Deflation, falling prices, is what defined the Great Depression. As prices fell, wages fell. Investment contracted with contracting returns. When the prices of goods couldn't cover their costs, jobs disappeared. Consumers without jobs couldn't consume. And animal spirits suffered.
Is it really a good time for America to pursue new bipartisan trade agreements--agreements that would further harmonize our economy with large markets like Japan and Europe where deflation is resurgent and menacing? Already deflation is contagious: American median household income is down $5,000 since 2007 and American consumer prices began to fall in December. Does deflation here really need encouragement in new trade agreements?
Is it really a good time for America to pursue new bipartisan trade agreements when external (ie. trade agreements) and internal disincentives (ie. regulation and uncertainty) to entrepreneurship already destroy about 100,000, or two percent, of America's private businesses each year according to Gallup and when young entrepreneurs are already an endangered species according to the Wall Street Journal and when small businesses still account for about two-thirds of net new jobs? As companies close, there is less competition for workers, which depresses wages. Does this deflationary trend need encouragement in new trade agreements?

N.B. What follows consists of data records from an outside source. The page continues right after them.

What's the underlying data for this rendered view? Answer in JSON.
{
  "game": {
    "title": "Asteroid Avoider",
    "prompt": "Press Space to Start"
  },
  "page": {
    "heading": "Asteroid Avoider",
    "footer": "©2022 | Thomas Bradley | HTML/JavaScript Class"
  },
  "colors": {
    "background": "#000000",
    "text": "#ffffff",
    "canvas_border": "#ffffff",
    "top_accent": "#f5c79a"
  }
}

In an increasingly desperate and deflationary world, why do we expect American small businesses to compete with companies that don't have to compete with American regulations (ie. the necessity to provide health insurance to their employees and the liability of withholding and remitting payroll taxes to government)? Why do we expect American workers to compete with workers who do not have to pay for the same social insurance schemes or public education programs or environmental protections? The company and worker who does not have these costs will be cheaper and more competitive to the end consumer. And the American worker, "protected" by a nanny state, will be less employed than his overseas counterpart.
Let's free trade within our borders. Otherwise, free trade is just mercantilism against everyday Americans--a run on our nation's dwindling resources by international capitalists encouraged by our policy makers--a run on our nation's dwindling resources which leaves us captive and impoverished (ie. selling personal services to each other to buy our manufactures overseas).

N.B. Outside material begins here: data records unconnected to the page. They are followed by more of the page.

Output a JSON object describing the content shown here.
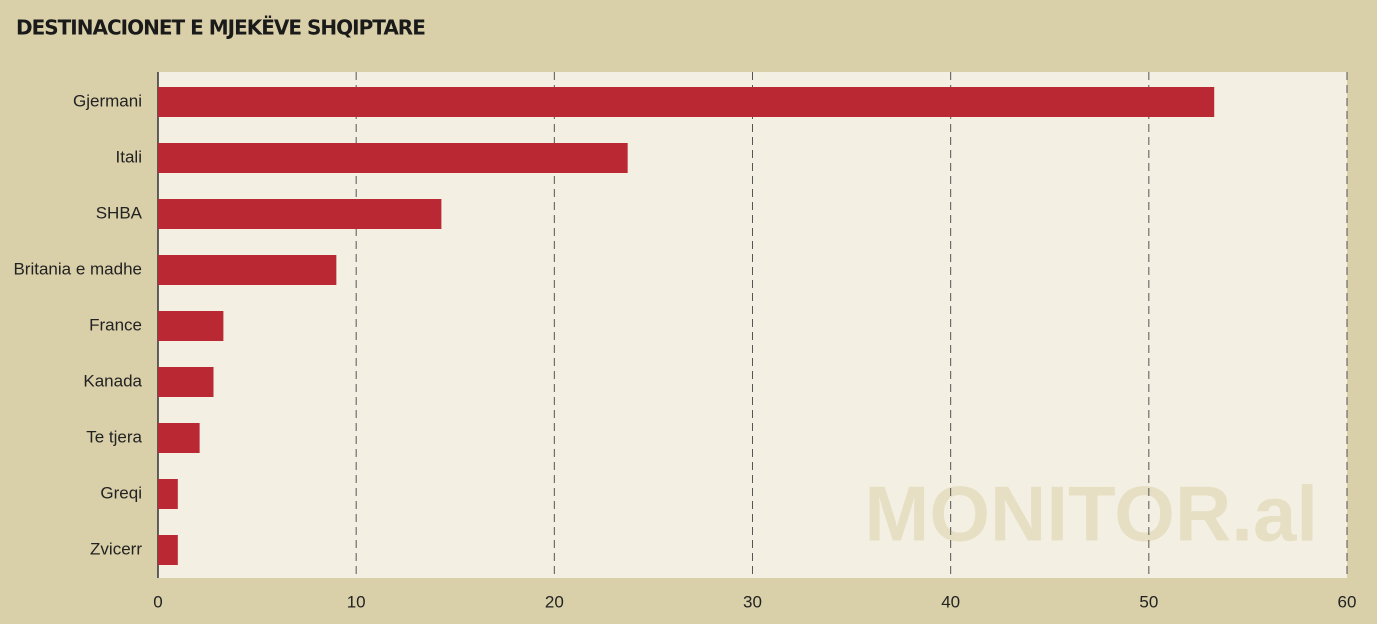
{
  "chart_data": {
    "type": "bar",
    "orientation": "horizontal",
    "title": "DESTINACIONET E MJEKËVE SHQIPTARE",
    "watermark": "MONITOR.al",
    "categories": [
      "Gjermani",
      "Itali",
      "SHBA",
      "Britania e madhe",
      "France",
      "Kanada",
      "Te tjera",
      "Greqi",
      "Zvicerr"
    ],
    "values": [
      53.3,
      23.7,
      14.3,
      9.0,
      3.3,
      2.8,
      2.1,
      1.0,
      1.0
    ],
    "color": "#b92833",
    "xlim": [
      0,
      60
    ],
    "xticks": [
      0,
      10,
      20,
      30,
      40,
      50,
      60
    ],
    "grid": true
  }
}
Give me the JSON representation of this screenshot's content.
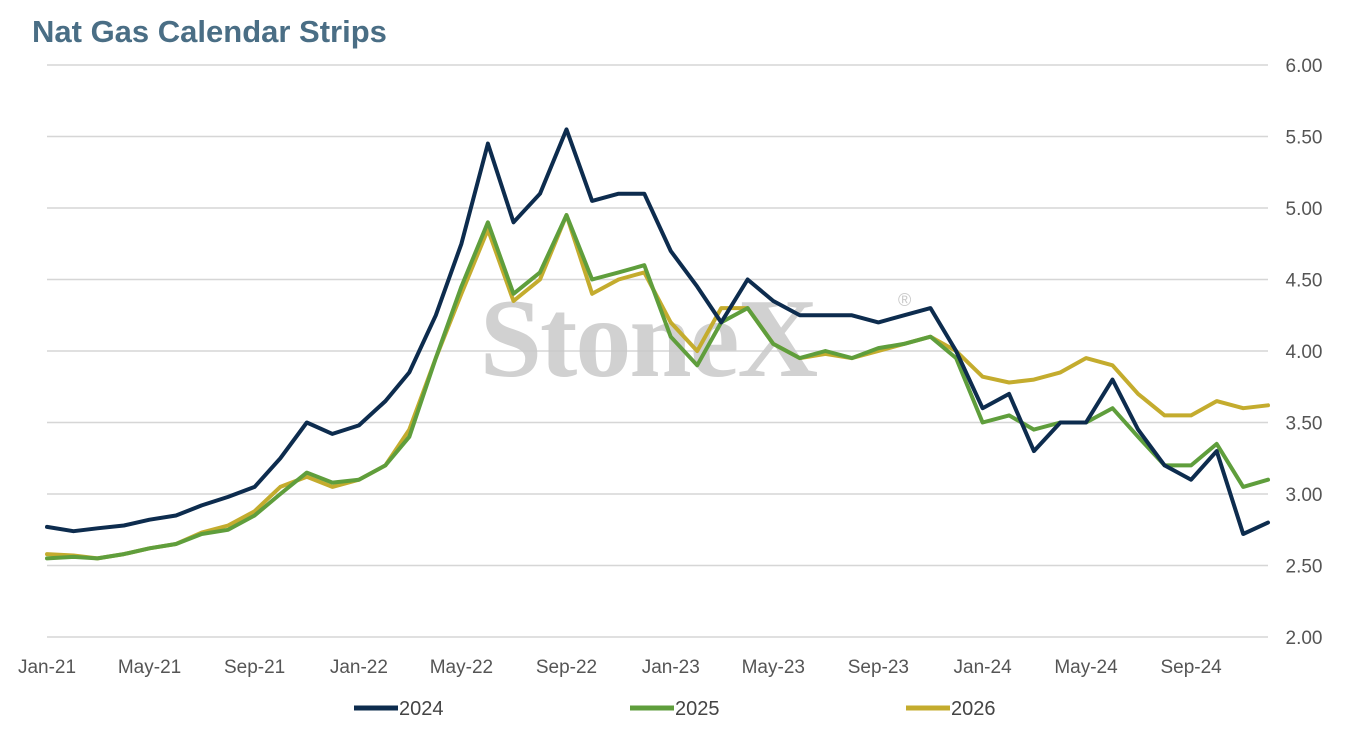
{
  "chart_data": {
    "type": "line",
    "title": "Nat Gas Calendar Strips",
    "xlabel": "",
    "ylabel": "",
    "ylim": [
      2.0,
      6.0
    ],
    "yticks": [
      "6.00",
      "5.50",
      "5.00",
      "4.50",
      "4.00",
      "3.50",
      "3.00",
      "2.50",
      "2.00"
    ],
    "xticks": [
      "Jan-21",
      "May-21",
      "Sep-21",
      "Jan-22",
      "May-22",
      "Sep-22",
      "Jan-23",
      "May-23",
      "Sep-23",
      "Jan-24",
      "May-24",
      "Sep-24"
    ],
    "xlim": [
      "2021-01-01",
      "2024-11-30"
    ],
    "grid": true,
    "legend_position": "bottom",
    "watermark": "StoneX",
    "x": [
      "2021-01-01",
      "2021-02-01",
      "2021-03-01",
      "2021-04-01",
      "2021-05-01",
      "2021-06-01",
      "2021-07-01",
      "2021-08-01",
      "2021-09-01",
      "2021-10-01",
      "2021-11-01",
      "2021-12-01",
      "2022-01-01",
      "2022-02-01",
      "2022-03-01",
      "2022-04-01",
      "2022-05-01",
      "2022-06-01",
      "2022-07-01",
      "2022-08-01",
      "2022-09-01",
      "2022-10-01",
      "2022-11-01",
      "2022-12-01",
      "2023-01-01",
      "2023-02-01",
      "2023-03-01",
      "2023-04-01",
      "2023-05-01",
      "2023-06-01",
      "2023-07-01",
      "2023-08-01",
      "2023-09-01",
      "2023-10-01",
      "2023-11-01",
      "2023-12-01",
      "2024-01-01",
      "2024-02-01",
      "2024-03-01",
      "2024-04-01",
      "2024-05-01",
      "2024-06-01",
      "2024-07-01",
      "2024-08-01",
      "2024-09-01",
      "2024-10-01",
      "2024-11-01",
      "2024-11-30"
    ],
    "series": [
      {
        "name": "2024",
        "color": "#0d2c4e",
        "values": [
          2.77,
          2.74,
          2.76,
          2.78,
          2.82,
          2.85,
          2.92,
          2.98,
          3.05,
          3.25,
          3.5,
          3.42,
          3.48,
          3.65,
          3.85,
          4.25,
          4.75,
          5.45,
          4.9,
          5.1,
          5.55,
          5.05,
          5.1,
          5.1,
          4.7,
          4.45,
          4.2,
          4.5,
          4.35,
          4.25,
          4.25,
          4.25,
          4.2,
          4.25,
          4.3,
          4.0,
          3.6,
          3.7,
          3.3,
          3.5,
          3.5,
          3.8,
          3.45,
          3.2,
          3.1,
          3.3,
          2.72,
          2.8
        ]
      },
      {
        "name": "2025",
        "color": "#5f9e3c",
        "values": [
          2.55,
          2.56,
          2.55,
          2.58,
          2.62,
          2.65,
          2.72,
          2.75,
          2.85,
          3.0,
          3.15,
          3.08,
          3.1,
          3.2,
          3.4,
          3.95,
          4.45,
          4.9,
          4.4,
          4.55,
          4.95,
          4.5,
          4.55,
          4.6,
          4.1,
          3.9,
          4.2,
          4.3,
          4.05,
          3.95,
          4.0,
          3.95,
          4.02,
          4.05,
          4.1,
          3.95,
          3.5,
          3.55,
          3.45,
          3.5,
          3.5,
          3.6,
          3.4,
          3.2,
          3.2,
          3.35,
          3.05,
          3.1
        ]
      },
      {
        "name": "2026",
        "color": "#c4ac2e",
        "values": [
          2.58,
          2.57,
          2.55,
          2.58,
          2.62,
          2.65,
          2.73,
          2.78,
          2.88,
          3.05,
          3.12,
          3.05,
          3.1,
          3.2,
          3.45,
          3.95,
          4.4,
          4.85,
          4.35,
          4.5,
          4.95,
          4.4,
          4.5,
          4.55,
          4.2,
          4.0,
          4.3,
          4.3,
          4.05,
          3.95,
          3.98,
          3.95,
          4.0,
          4.05,
          4.1,
          4.0,
          3.82,
          3.78,
          3.8,
          3.85,
          3.95,
          3.9,
          3.7,
          3.55,
          3.55,
          3.65,
          3.6,
          3.62
        ]
      }
    ]
  }
}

Let's free trade within our borders. Otherwise, free trade imports the labor of aliens to support the consumption of retirees while laborers in America are excluded from economic exchange. This would cause dangerous divisions in American society especially in a deflationary environment. Would a leader working to conserve his country pursue such a policy in the present?

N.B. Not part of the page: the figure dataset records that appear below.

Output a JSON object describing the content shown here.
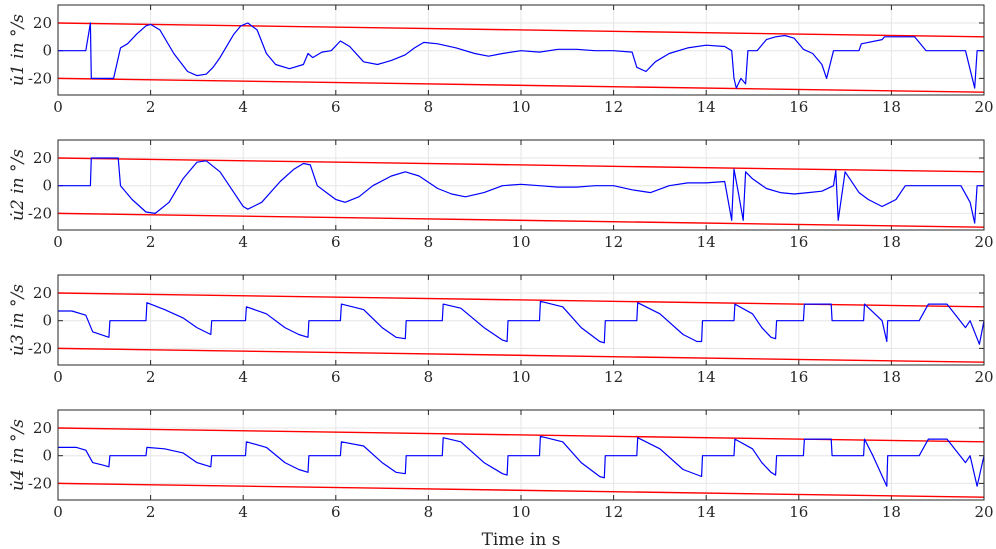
{
  "chart_data": [
    {
      "type": "line",
      "ylabel": "u̇1 in °/s",
      "xlim": [
        0,
        20
      ],
      "ylim": [
        -32,
        33
      ],
      "xticks": [
        "0",
        "2",
        "4",
        "6",
        "8",
        "10",
        "12",
        "14",
        "16",
        "18",
        "20"
      ],
      "yticks": [
        "20",
        "0",
        "-20"
      ],
      "grid": true,
      "colors": {
        "signal": "#0000ff",
        "bounds": "#ff0000"
      },
      "bounds": {
        "upper": {
          "x": [
            0,
            20
          ],
          "y": [
            20,
            10
          ]
        },
        "lower": {
          "x": [
            0,
            20
          ],
          "y": [
            -20,
            -30
          ]
        }
      },
      "series": [
        {
          "x": [
            0,
            0.6,
            0.7,
            0.72,
            0.78,
            0.8,
            1.0,
            1.2,
            1.35,
            1.5,
            1.7,
            1.9,
            2.0,
            2.2,
            2.5,
            2.8,
            3.0,
            3.2,
            3.35,
            3.5,
            3.8,
            3.95,
            4.1,
            4.3,
            4.5,
            4.7,
            5.0,
            5.3,
            5.4,
            5.5,
            5.7,
            5.9,
            6.1,
            6.3,
            6.6,
            6.9,
            7.2,
            7.5,
            7.7,
            7.9,
            8.2,
            8.6,
            9.0,
            9.3,
            9.6,
            10.0,
            10.4,
            10.8,
            11.2,
            11.6,
            12.0,
            12.4,
            12.5,
            12.7,
            12.9,
            13.2,
            13.6,
            14.0,
            14.4,
            14.55,
            14.6,
            14.65,
            14.75,
            14.85,
            14.9,
            15.1,
            15.3,
            15.5,
            15.7,
            15.9,
            16.1,
            16.3,
            16.5,
            16.6,
            16.75,
            16.8,
            16.9,
            17.0,
            17.3,
            17.35,
            17.8,
            17.85,
            18.0,
            18.3,
            18.5,
            18.75,
            18.8,
            18.85,
            19.0,
            19.3,
            19.6,
            19.8,
            19.85,
            20.0
          ],
          "y": [
            0,
            0,
            20,
            -20,
            -20,
            -20,
            -20,
            -20,
            2,
            5,
            12,
            18,
            19,
            15,
            -2,
            -15,
            -18,
            -17,
            -12,
            -5,
            12,
            18,
            20,
            15,
            -2,
            -10,
            -13,
            -10,
            -2,
            -5,
            -1,
            0,
            7,
            3,
            -8,
            -10,
            -7,
            -3,
            2,
            6,
            5,
            2,
            -2,
            -4,
            -2,
            0,
            -1,
            1,
            1,
            0,
            0,
            -1,
            -12,
            -15,
            -8,
            -2,
            2,
            4,
            3,
            0,
            -20,
            -27,
            -20,
            -24,
            0,
            0,
            8,
            10,
            11,
            9,
            1,
            -2,
            -10,
            -20,
            0,
            0,
            0,
            0,
            0,
            5,
            8,
            10,
            10,
            10,
            10,
            0,
            0,
            0,
            0,
            0,
            0,
            -27,
            0,
            0
          ]
        }
      ]
    },
    {
      "type": "line",
      "ylabel": "u̇2 in °/s",
      "xlim": [
        0,
        20
      ],
      "ylim": [
        -32,
        33
      ],
      "xticks": [
        "0",
        "2",
        "4",
        "6",
        "8",
        "10",
        "12",
        "14",
        "16",
        "18",
        "20"
      ],
      "yticks": [
        "20",
        "0",
        "-20"
      ],
      "grid": true,
      "colors": {
        "signal": "#0000ff",
        "bounds": "#ff0000"
      },
      "bounds": {
        "upper": {
          "x": [
            0,
            20
          ],
          "y": [
            20,
            10
          ]
        },
        "lower": {
          "x": [
            0,
            20
          ],
          "y": [
            -20,
            -30
          ]
        }
      },
      "series": [
        {
          "x": [
            0,
            0.7,
            0.72,
            1.0,
            1.3,
            1.35,
            1.6,
            1.9,
            2.1,
            2.4,
            2.7,
            3.0,
            3.2,
            3.5,
            3.8,
            4.0,
            4.1,
            4.4,
            4.8,
            5.1,
            5.3,
            5.45,
            5.6,
            5.8,
            6.0,
            6.2,
            6.5,
            6.8,
            7.2,
            7.5,
            7.8,
            8.2,
            8.5,
            8.8,
            9.2,
            9.6,
            10.0,
            10.4,
            10.8,
            11.2,
            11.6,
            12.0,
            12.4,
            12.8,
            13.2,
            13.6,
            14.0,
            14.4,
            14.55,
            14.6,
            14.7,
            14.8,
            14.85,
            15.0,
            15.3,
            15.6,
            15.9,
            16.2,
            16.5,
            16.75,
            16.8,
            16.85,
            17.0,
            17.3,
            17.5,
            17.8,
            18.1,
            18.3,
            18.6,
            18.9,
            19.2,
            19.5,
            19.7,
            19.8,
            19.85,
            20.0
          ],
          "y": [
            0,
            0,
            20,
            20,
            20,
            0,
            -10,
            -19,
            -20,
            -12,
            5,
            17,
            18,
            10,
            -5,
            -15,
            -17,
            -12,
            3,
            12,
            16,
            15,
            0,
            -5,
            -10,
            -12,
            -8,
            0,
            7,
            10,
            7,
            -2,
            -6,
            -8,
            -5,
            0,
            1,
            0,
            -1,
            -1,
            0,
            0,
            -3,
            -5,
            0,
            2,
            2,
            3,
            -25,
            12,
            -6,
            -25,
            10,
            5,
            -2,
            -5,
            -6,
            -5,
            -4,
            0,
            11,
            -25,
            10,
            -5,
            -10,
            -15,
            -10,
            0,
            0,
            0,
            0,
            0,
            -12,
            -27,
            0,
            0
          ]
        }
      ]
    },
    {
      "type": "line",
      "ylabel": "u̇3 in °/s",
      "xlim": [
        0,
        20
      ],
      "ylim": [
        -32,
        33
      ],
      "xticks": [
        "0",
        "2",
        "4",
        "6",
        "8",
        "10",
        "12",
        "14",
        "16",
        "18",
        "20"
      ],
      "yticks": [
        "20",
        "0",
        "-20"
      ],
      "grid": true,
      "colors": {
        "signal": "#0000ff",
        "bounds": "#ff0000"
      },
      "bounds": {
        "upper": {
          "x": [
            0,
            20
          ],
          "y": [
            20,
            10
          ]
        },
        "lower": {
          "x": [
            0,
            20
          ],
          "y": [
            -20,
            -30
          ]
        }
      },
      "series": [
        {
          "x": [
            0,
            0.3,
            0.6,
            0.75,
            1.1,
            1.12,
            1.9,
            1.92,
            2.3,
            2.7,
            3.0,
            3.3,
            3.32,
            4.05,
            4.07,
            4.5,
            4.9,
            5.2,
            5.4,
            5.42,
            6.1,
            6.12,
            6.6,
            7.0,
            7.3,
            7.5,
            7.52,
            8.3,
            8.32,
            8.7,
            9.2,
            9.6,
            9.7,
            9.72,
            10.4,
            10.42,
            10.9,
            11.3,
            11.7,
            11.8,
            11.82,
            12.5,
            12.52,
            13.0,
            13.5,
            13.8,
            13.9,
            13.92,
            14.6,
            14.62,
            15.0,
            15.2,
            15.4,
            15.5,
            15.52,
            16.1,
            16.12,
            16.7,
            16.72,
            17.4,
            17.42,
            17.8,
            17.9,
            17.92,
            18.6,
            18.8,
            19.2,
            19.6,
            19.7,
            19.9,
            20.0
          ],
          "y": [
            7,
            7,
            4,
            -8,
            -12,
            0,
            0,
            13,
            8,
            2,
            -5,
            -10,
            0,
            0,
            10,
            5,
            -5,
            -10,
            -12,
            0,
            0,
            12,
            8,
            -5,
            -12,
            -13,
            0,
            0,
            12,
            9,
            -5,
            -14,
            -15,
            0,
            0,
            14,
            10,
            -5,
            -15,
            -16,
            0,
            0,
            13,
            5,
            -10,
            -15,
            -15,
            0,
            0,
            12,
            5,
            -5,
            -12,
            -13,
            0,
            0,
            12,
            12,
            0,
            0,
            12,
            0,
            -15,
            0,
            0,
            12,
            12,
            -5,
            0,
            -17,
            0
          ]
        }
      ]
    },
    {
      "type": "line",
      "ylabel": "u̇4 in °/s",
      "xlim": [
        0,
        20
      ],
      "ylim": [
        -32,
        33
      ],
      "xticks": [
        "0",
        "2",
        "4",
        "6",
        "8",
        "10",
        "12",
        "14",
        "16",
        "18",
        "20"
      ],
      "yticks": [
        "20",
        "0",
        "-20"
      ],
      "grid": true,
      "colors": {
        "signal": "#0000ff",
        "bounds": "#ff0000"
      },
      "bounds": {
        "upper": {
          "x": [
            0,
            20
          ],
          "y": [
            20,
            10
          ]
        },
        "lower": {
          "x": [
            0,
            20
          ],
          "y": [
            -20,
            -30
          ]
        }
      },
      "series": [
        {
          "x": [
            0,
            0.4,
            0.6,
            0.75,
            1.0,
            1.1,
            1.12,
            1.4,
            1.9,
            1.92,
            2.3,
            2.7,
            3.0,
            3.3,
            3.32,
            4.05,
            4.07,
            4.5,
            4.9,
            5.2,
            5.4,
            5.42,
            6.1,
            6.12,
            6.6,
            7.0,
            7.3,
            7.5,
            7.52,
            8.3,
            8.32,
            8.7,
            9.2,
            9.6,
            9.7,
            9.72,
            10.4,
            10.42,
            10.9,
            11.3,
            11.7,
            11.8,
            11.82,
            12.5,
            12.52,
            13.0,
            13.5,
            13.9,
            13.92,
            14.6,
            14.62,
            15.0,
            15.2,
            15.4,
            15.5,
            15.52,
            16.1,
            16.12,
            16.7,
            16.72,
            17.4,
            17.42,
            17.6,
            17.9,
            17.92,
            18.6,
            18.8,
            19.2,
            19.6,
            19.7,
            19.85,
            20.0
          ],
          "y": [
            6,
            6,
            4,
            -5,
            -7,
            -8,
            0,
            0,
            0,
            6,
            5,
            2,
            -5,
            -8,
            0,
            0,
            10,
            6,
            -5,
            -10,
            -12,
            0,
            0,
            10,
            7,
            -5,
            -12,
            -13,
            0,
            0,
            13,
            10,
            -5,
            -13,
            -14,
            0,
            0,
            14,
            10,
            -5,
            -15,
            -16,
            0,
            0,
            13,
            5,
            -10,
            -15,
            0,
            0,
            12,
            5,
            -5,
            -12,
            -14,
            0,
            0,
            12,
            12,
            0,
            0,
            12,
            0,
            -22,
            0,
            0,
            12,
            12,
            -5,
            0,
            -22,
            0
          ]
        }
      ]
    }
  ],
  "xlabel": "Time in s"
}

It's time for American policy makers to compete with their counterparts overseas: a fair trade
agreement would equalize by reductions the wages, benefits, and pensions of administrators in the US with those of their counterparts in Mexico. A parity of regulatory costs would reduce the disparate burden on American companies and workers competing in the NAFTA and the proposed Trans-Pacific Partnership markets. This would make American goods cheaper in America and Mexico. Regulators, whose consumption is curtailed in the short-term, could be retrained to do productive work.